Oxygen (O 2 ) is a substrate for energy production in the cell and is a rapid regulator of cellular metabolism. Recent studies have also implicated O 2 and its signal transduction pathways in controlling cell proliferation, fate, and morphogenesis during the development of many tissues, including the nervous system. O 2 tensions in the intact brain are much lower than in room air, and there is evidence that dynamic control of O 2 availability may be a component of the in vivo neural stem cell (NSC) niche. At lower O 2 tensions, hypoxia‐inducible factor 1α (HIF1α) facilitates signal transduction pathways that promote self‐renewal (e.g., Notch) and inhibits pathways that promote NSC differentiation or apoptosis (e.g., bone morphogenetic proteins). Increasing O 2 tension degrades HIF1α, thus promoting differentiation or apoptosis of NSCs and progenitors.
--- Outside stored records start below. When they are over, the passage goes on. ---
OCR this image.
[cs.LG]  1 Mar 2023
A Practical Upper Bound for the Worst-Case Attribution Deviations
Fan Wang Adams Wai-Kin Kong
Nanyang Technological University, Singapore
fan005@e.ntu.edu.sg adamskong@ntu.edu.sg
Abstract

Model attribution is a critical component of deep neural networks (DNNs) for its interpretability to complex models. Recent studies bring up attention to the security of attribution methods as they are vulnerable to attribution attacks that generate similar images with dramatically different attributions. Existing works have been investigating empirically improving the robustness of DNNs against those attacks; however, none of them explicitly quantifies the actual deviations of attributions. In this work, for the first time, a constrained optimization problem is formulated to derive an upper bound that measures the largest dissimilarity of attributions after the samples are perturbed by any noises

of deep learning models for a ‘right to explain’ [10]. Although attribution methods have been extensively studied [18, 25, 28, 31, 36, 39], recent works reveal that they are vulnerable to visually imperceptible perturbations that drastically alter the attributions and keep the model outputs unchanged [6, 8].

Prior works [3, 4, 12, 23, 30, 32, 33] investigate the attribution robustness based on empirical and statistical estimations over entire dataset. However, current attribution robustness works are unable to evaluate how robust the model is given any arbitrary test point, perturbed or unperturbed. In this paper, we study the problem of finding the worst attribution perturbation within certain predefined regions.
These dynamic changes in O 2 tension can be mimicked to optimize ex vivo production methods for cell replacement therapies. Conversely, disrupted O 2 availability may play a critical role in disease states such as stroke or brain tumor progression. Hypoxia during stroke activates precursor proliferation in vivo, while glioblastoma stem cells proliferate maximally in a more hypoxic environment than normal stem cells, which may make them resistant to certain anti‐neoplastic therapies. These findings suggest that O 2 response is central to the normal architecture and dynamics of NSC regulation and in the etiology and treatment of brain diseases. J. Cell. Physiol. 220: 562–568, 2009. © 2009 Wiley‐Liss, Inc.